Unexpectedly, R-HNK does not bind to or inhibit NMDAr, calling into question the NMDAr hypothesis of ketamine. While the target of R-HNK is not yet known, it was shown that R-HNK increases α-amino-3-hydroxy-5-methyl-4-isoxazolepropionic acid receptor (AMPAr)-mediated postsynaptic potentials in the hippocampus, even after the drug’s pharmacological activity has ended. It is the upregulation of these excitatory glutamatergic AMPAr that is hypothesised to be responsible for the longer-lasting antidepressant effects of ketamine. This novel NMDAr-independent, non-addictive and non-psychotomimetic antidepressant mechanism is an exciting find (Zanos et al., 2016), but this research needs to be replicated and scaled up to human trials before any firm conclusions can be drawn as to its efficacy in treating depressive disorders.
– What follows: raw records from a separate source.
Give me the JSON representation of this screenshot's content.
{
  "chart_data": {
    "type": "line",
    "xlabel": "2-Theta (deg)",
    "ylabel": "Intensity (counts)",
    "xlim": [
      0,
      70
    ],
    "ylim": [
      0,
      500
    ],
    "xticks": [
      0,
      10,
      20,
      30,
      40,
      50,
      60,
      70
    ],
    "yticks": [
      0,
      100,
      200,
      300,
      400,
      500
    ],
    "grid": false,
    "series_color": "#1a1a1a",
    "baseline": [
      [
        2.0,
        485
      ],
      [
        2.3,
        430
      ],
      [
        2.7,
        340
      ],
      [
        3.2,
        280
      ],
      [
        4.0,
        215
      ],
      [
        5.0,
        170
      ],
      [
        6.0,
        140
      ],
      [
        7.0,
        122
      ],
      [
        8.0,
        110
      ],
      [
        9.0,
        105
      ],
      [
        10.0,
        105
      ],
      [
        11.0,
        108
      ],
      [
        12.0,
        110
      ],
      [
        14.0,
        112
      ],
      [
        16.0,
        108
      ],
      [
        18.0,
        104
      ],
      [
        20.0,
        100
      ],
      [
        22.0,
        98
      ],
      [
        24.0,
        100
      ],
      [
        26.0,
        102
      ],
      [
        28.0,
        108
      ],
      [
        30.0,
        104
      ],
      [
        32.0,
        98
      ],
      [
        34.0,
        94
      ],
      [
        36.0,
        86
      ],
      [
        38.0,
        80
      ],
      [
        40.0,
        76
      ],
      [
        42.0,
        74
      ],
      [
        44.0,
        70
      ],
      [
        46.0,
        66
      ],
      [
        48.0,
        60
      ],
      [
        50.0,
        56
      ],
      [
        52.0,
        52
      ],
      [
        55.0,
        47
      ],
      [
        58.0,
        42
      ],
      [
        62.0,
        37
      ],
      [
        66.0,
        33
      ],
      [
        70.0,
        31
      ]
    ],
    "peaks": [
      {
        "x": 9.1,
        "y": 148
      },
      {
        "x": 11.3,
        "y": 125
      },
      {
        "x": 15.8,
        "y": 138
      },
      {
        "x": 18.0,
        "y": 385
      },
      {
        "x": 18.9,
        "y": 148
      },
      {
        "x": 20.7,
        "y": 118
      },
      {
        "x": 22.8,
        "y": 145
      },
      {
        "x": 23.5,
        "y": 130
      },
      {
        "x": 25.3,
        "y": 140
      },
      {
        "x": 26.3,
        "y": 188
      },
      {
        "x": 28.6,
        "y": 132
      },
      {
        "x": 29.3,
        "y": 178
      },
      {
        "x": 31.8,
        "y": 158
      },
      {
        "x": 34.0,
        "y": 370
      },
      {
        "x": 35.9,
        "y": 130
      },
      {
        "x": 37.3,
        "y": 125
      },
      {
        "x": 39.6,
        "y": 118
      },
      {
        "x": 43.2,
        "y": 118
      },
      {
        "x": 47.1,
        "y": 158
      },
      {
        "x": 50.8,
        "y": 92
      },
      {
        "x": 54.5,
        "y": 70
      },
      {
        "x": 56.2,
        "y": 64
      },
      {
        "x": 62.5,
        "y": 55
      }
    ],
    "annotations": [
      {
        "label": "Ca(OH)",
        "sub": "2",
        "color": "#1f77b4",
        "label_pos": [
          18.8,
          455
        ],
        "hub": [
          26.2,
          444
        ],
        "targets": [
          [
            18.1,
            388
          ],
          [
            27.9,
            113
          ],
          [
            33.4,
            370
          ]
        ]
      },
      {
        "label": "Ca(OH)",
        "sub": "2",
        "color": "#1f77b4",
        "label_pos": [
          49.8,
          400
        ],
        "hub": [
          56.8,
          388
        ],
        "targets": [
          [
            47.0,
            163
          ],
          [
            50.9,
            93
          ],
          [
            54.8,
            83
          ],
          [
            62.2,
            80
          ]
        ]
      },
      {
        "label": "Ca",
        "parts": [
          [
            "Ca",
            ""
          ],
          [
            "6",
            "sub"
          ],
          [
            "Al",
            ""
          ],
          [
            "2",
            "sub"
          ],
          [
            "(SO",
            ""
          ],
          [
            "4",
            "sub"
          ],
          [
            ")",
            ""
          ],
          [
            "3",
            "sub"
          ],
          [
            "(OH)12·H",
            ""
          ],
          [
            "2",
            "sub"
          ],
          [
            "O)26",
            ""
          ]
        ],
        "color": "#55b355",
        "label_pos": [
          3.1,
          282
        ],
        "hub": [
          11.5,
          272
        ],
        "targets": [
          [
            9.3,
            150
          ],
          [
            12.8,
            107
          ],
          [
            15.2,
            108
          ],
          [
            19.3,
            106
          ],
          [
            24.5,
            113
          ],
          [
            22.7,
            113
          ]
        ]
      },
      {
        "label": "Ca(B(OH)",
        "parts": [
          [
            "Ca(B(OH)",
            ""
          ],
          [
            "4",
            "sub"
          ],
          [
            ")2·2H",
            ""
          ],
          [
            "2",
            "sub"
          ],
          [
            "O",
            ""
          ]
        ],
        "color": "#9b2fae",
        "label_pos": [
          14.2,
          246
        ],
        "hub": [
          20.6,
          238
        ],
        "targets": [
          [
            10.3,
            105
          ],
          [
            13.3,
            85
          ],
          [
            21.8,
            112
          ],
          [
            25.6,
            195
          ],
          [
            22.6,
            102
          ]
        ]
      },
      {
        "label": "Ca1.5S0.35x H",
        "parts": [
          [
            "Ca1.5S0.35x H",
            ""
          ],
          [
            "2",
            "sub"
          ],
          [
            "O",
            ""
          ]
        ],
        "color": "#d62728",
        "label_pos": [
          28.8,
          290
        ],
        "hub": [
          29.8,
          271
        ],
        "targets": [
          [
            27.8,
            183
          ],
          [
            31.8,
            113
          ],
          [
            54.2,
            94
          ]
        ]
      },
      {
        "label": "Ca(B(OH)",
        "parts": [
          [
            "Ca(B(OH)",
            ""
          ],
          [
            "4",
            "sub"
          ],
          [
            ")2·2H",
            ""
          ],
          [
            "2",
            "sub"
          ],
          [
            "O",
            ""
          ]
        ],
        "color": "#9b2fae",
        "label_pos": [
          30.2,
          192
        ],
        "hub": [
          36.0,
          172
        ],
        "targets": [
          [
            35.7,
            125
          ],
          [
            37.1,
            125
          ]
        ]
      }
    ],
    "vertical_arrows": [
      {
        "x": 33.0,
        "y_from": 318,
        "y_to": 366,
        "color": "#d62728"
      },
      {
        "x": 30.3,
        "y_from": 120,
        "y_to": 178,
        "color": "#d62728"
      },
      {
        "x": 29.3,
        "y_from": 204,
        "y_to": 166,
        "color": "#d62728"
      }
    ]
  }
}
Ketamine has emerged as a first-in-class rapid-acting antidepressant medication with a unique mechanism of action that differentiates it from the current psychiatric tools for depression. We may be on the brink of next-generation rapid-acting antidepressant medication; however, excitement about ketamine’s antidepressant benefits should be tempered by issues of safety, including adverse psychotomimetic effects, abuse potential, and costly invasive routes of administration. Before the FDA approves ketamine as a medication for MDD in broader clinical contexts, research into adverse effects of prolonged use needs to be done along with the standardisation of optimal dosing, route of administration and frequency of ketamine administration. Even in the early days of research, and with these safety concerns in mind, ketamine’s ability to rapidly decrease depressive and suicidal symptoms allows physicians to ethically treat the most severe cases of depression in emergency room contexts. At the very least, it can give clinicians time to implement alternative therapies and allow for the slower-onset, first-line treatments to reach efficacy.